ハイドアンドシーク
男と別れてしばらく歩いた先に見えてきた扉は、彼が事前に教えてくれていた特徴と一致していた。
来る者を拒み、ひとたび入れば去る者を逃がさんばかりの重厚な扉。
その中心にまるで心臓のように嵌め込まれていたのは──
たった一粒の、燃えるような紅い宝石。
ルビー……いや、これはガーネットだ。
その宝石を見ているうちに、またしても昔の記憶が思い起こされそうになる。
わたしはそれらを振り払うように、無理やり意識の外へ押しやった。
過去なんて、懐かしんだところでどうにもならない。
わたしが考えないといけないのはこれからのこと。
意を決してノックをすると、待ち構えていたように扉がひらかれた。
「遅かったな。

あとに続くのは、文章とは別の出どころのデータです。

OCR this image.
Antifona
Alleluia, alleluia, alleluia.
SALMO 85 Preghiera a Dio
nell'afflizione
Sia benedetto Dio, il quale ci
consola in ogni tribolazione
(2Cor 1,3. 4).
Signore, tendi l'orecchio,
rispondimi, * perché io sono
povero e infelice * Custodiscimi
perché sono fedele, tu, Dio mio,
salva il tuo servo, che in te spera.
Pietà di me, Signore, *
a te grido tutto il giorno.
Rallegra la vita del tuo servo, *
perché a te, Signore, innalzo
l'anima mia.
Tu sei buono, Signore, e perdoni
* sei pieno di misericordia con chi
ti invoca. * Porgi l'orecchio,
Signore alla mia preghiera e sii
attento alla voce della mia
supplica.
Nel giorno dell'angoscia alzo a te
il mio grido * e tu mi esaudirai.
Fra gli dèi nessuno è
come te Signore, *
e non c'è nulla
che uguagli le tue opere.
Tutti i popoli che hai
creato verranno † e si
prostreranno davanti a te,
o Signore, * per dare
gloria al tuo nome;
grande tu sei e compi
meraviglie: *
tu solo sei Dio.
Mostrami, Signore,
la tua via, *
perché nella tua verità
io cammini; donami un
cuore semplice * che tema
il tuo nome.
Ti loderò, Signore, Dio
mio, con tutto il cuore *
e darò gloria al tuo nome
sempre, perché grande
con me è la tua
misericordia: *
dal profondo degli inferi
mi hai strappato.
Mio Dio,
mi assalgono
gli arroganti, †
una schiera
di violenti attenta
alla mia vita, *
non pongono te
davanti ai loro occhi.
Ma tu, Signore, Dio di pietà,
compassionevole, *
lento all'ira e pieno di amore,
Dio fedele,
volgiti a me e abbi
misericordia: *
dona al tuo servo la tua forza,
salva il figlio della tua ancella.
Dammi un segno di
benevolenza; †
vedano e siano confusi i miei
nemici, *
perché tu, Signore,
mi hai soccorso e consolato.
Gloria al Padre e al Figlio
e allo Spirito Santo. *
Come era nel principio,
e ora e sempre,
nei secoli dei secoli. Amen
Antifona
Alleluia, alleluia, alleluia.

まあ、入れよ」
中にいた守衛のような男たちに両脇を固められ、そのまま部屋の奥まで連れていかれる。
挨拶しろ、と背中を小突かれた先にいたのは。
黒革のソファに腰かけた一人の男。
気怠そうに長い脚を投げ出している。
いかにも寝起きですといった顔は、伏せられていてよく見えなかった。
「……初めま……、」
目にかかって邪魔だったのか、男が不意に前髪をかき上げた。
そのとき、ちらりと覗いたその額に。
心臓が止まったような気がした。